When I tried the demo for the VR project Gnomes & Goblins, from Iron Man and Jungle Book director Jon Favreau, it did a good job of approximating the basics of human-to-human eye contact. (Perhaps that should read “human-to-goblin.”) But while that underscored how important such basics are to creating the feeling of true, believable interaction, it also revealed just how far away we truly are. It’s one thing to interact with a virtual character in a gaming context when cues like eye contact aren’t essential, and interactions can be made with a mouse or keyboard click. But dump a viewer into a one-on-one VR scene with a character they’re supposed to interact with organically, and the uncanny valley yawns open.

Star Wars Land concept drawing.
Star Wars Land concept drawing.
Photo: Lucasfilm / Disney

THE ROAD AHEAD

That’s not going to stop experimentation, however — particularly when creators seem to be zeroing in on interactive, experiential moments as one of the key building blocks of VR storytelling.
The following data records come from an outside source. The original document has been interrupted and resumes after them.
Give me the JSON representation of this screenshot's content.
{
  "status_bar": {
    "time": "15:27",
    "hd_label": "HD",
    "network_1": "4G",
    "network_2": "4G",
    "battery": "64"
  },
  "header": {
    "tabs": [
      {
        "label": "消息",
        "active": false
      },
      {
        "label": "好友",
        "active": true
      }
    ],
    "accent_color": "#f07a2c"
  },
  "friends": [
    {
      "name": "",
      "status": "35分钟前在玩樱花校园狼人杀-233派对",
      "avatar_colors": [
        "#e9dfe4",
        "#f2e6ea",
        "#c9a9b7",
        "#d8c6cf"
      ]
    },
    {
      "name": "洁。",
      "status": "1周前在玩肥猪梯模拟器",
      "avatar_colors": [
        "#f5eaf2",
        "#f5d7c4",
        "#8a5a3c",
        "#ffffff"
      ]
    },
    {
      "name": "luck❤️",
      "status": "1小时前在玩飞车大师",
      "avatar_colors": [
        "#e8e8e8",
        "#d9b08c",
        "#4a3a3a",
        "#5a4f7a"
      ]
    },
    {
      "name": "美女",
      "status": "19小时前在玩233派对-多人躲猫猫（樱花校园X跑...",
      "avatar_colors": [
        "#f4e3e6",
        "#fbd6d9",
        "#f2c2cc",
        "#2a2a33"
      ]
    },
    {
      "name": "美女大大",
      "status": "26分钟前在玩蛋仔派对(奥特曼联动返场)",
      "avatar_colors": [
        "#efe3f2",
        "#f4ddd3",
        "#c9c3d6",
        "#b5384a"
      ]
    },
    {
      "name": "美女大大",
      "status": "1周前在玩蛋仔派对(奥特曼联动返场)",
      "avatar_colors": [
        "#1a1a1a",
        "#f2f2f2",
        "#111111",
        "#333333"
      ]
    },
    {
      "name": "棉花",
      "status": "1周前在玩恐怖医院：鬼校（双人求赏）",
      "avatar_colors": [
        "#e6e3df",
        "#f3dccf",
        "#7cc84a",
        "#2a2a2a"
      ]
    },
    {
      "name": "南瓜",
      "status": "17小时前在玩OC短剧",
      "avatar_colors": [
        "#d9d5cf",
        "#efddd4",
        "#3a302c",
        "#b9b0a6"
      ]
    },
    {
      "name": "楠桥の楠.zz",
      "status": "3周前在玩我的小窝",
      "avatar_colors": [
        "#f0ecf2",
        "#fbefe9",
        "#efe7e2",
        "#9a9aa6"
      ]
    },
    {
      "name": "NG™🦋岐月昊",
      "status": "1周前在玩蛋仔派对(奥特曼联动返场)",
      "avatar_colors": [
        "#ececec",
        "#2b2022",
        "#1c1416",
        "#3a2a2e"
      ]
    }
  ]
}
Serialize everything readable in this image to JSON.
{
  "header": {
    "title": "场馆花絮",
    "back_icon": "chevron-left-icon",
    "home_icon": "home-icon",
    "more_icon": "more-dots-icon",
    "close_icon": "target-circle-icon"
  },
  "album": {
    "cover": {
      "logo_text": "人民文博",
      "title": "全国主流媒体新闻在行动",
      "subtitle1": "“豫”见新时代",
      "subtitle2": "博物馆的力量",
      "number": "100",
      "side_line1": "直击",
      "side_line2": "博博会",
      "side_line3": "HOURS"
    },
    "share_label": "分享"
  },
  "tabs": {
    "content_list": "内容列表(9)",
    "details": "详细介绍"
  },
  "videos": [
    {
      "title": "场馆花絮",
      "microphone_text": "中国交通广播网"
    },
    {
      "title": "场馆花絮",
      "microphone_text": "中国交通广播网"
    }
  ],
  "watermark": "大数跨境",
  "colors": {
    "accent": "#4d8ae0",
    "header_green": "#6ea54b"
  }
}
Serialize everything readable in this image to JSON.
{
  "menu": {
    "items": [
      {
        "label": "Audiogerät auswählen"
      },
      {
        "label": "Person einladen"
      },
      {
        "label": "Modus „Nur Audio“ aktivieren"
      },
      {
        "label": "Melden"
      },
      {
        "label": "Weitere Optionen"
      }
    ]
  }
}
One of Chris Milk’s next projects is a piece set in the Planet of the Apes universe that will lean heavily on AI to drive interactive character performances, while building further upon the socially connected foundations explored in The Life of Us. Morris says Third Rail Projects is interested in creating an original piece for VR, one that would be tailored specifically to the strengths of the medium, and director Jon Braver is shooting his VR version of Delusion later this year. And that’s saying nothing about the more traditional projects and VR series that are continuing to be produced — or the abstract, artistic pieces that could surprise us with an unexpected breakthrough or innovation.

VR storytelling organizing itself around the principle of experience rather than plot is just one more piece in what is becoming an ever-expanding puzzle of immersive entertainment. There’s also alternative reality gaming, theme parks like the upcoming Star Wars Land, and even interactive books like Doug Dorst and J.J. Abrams’ S. And talking to the creators themselves, it’s clear that audience interest is only growing.

“What things can only be done in virtual reality?”

“The people I have coming to my shows, they're not the same audience we had 10 years ago,” Morris says. “It's a very different audience seeking out this type of work. And they're looking for engagement and experience in virtual reality, and in games, and in immersive or experiential performance — but also in other types of multi-form narrative.”

But in order for each of the forms to distinguish themselves — and succeed long-term — he says it’s going to be a matter of each medium honing in on its unique strengths.  “I think the challenge — and really exciting thing — for makers right now is figuring out what things can only be done in immersive theater, or only in virtual reality. It's about figuring out the things virtual reality can do that no other medium heretofore can do.”